Wer diesen Rahmen sprengte, musste mit Sanktionen rechnen – wie etwa der spätere Schriftsteller Landolf Scherzer erfuhr, dessen Diplomarbeit zur journalistischen Gattung der Reportage von der Fakultät im Jahr

1966 mit der Begründung abgelehnt wurde, es werde dort nicht der „richtige Standpunkt vom sozialistischen Menschen“ eingenommen. Stattdessen würde Scherzer in seiner Arbeit „auf Biegen und Brechen versuchen, den Kunstcharakter der Reportage und aller ihrer einzelnen Elemente zu beweisen.“Scherzer wurde zwangsexmatrikuliert, konnte aber in der Folgezeit beim in Suhl erscheinenden „Freien Wort“ als Journalist arbeiten.

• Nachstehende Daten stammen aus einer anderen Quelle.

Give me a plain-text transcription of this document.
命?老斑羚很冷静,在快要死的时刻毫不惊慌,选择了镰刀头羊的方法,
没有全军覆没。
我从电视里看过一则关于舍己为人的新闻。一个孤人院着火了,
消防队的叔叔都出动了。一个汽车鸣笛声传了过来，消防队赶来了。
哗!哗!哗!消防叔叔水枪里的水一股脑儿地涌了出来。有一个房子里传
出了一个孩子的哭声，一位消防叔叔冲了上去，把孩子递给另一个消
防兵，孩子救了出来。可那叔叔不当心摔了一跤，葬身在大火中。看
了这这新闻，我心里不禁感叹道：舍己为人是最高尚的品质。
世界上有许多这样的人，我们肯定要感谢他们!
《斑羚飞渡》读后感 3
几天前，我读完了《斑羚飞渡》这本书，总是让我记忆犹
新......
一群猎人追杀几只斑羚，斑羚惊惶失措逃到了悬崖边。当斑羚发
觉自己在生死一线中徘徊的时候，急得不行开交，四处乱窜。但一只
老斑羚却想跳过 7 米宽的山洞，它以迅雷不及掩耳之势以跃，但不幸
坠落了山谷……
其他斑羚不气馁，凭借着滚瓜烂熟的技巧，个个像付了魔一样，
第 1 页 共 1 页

Unter streng parteilicher Perspektive ging es an der Fakultät für Journalistik seit 1954 in erster Linie darum, den zur Hochzeit des Kalten Krieges ungemein heftig ausgetragenen Meinungskampf im geteilten Deutschland für das vermeintlich progressive, das sozialistische Lager zu gewinnen. Vielleicht ist es nötig, an dieser Stelle daran zu erinnern, wie offen die historische Situation seinerzeit eingeschätzt wurde. Das Angebot Stalins vom März 1952, das ein Zusammengehen der beiden deutschen Staaten unter der Bedingung der Neutralität des zukünftigen Deutschland in Aussicht stellte, war von der Bundesrepublik und ihren Bündnispartnern zwar zurückgewiesen worden, doch war die Grenze zwischen Ost und West noch keinesfalls hermetisch dicht. Auch die Öffentlichkeit war noch „gesamtdeutsch“, obwohl die beginnende Ausdifferenzierung und Entfremdung der beiden Hälften im Verlauf der 1950er Jahre zunehmend unübersehbar wurde.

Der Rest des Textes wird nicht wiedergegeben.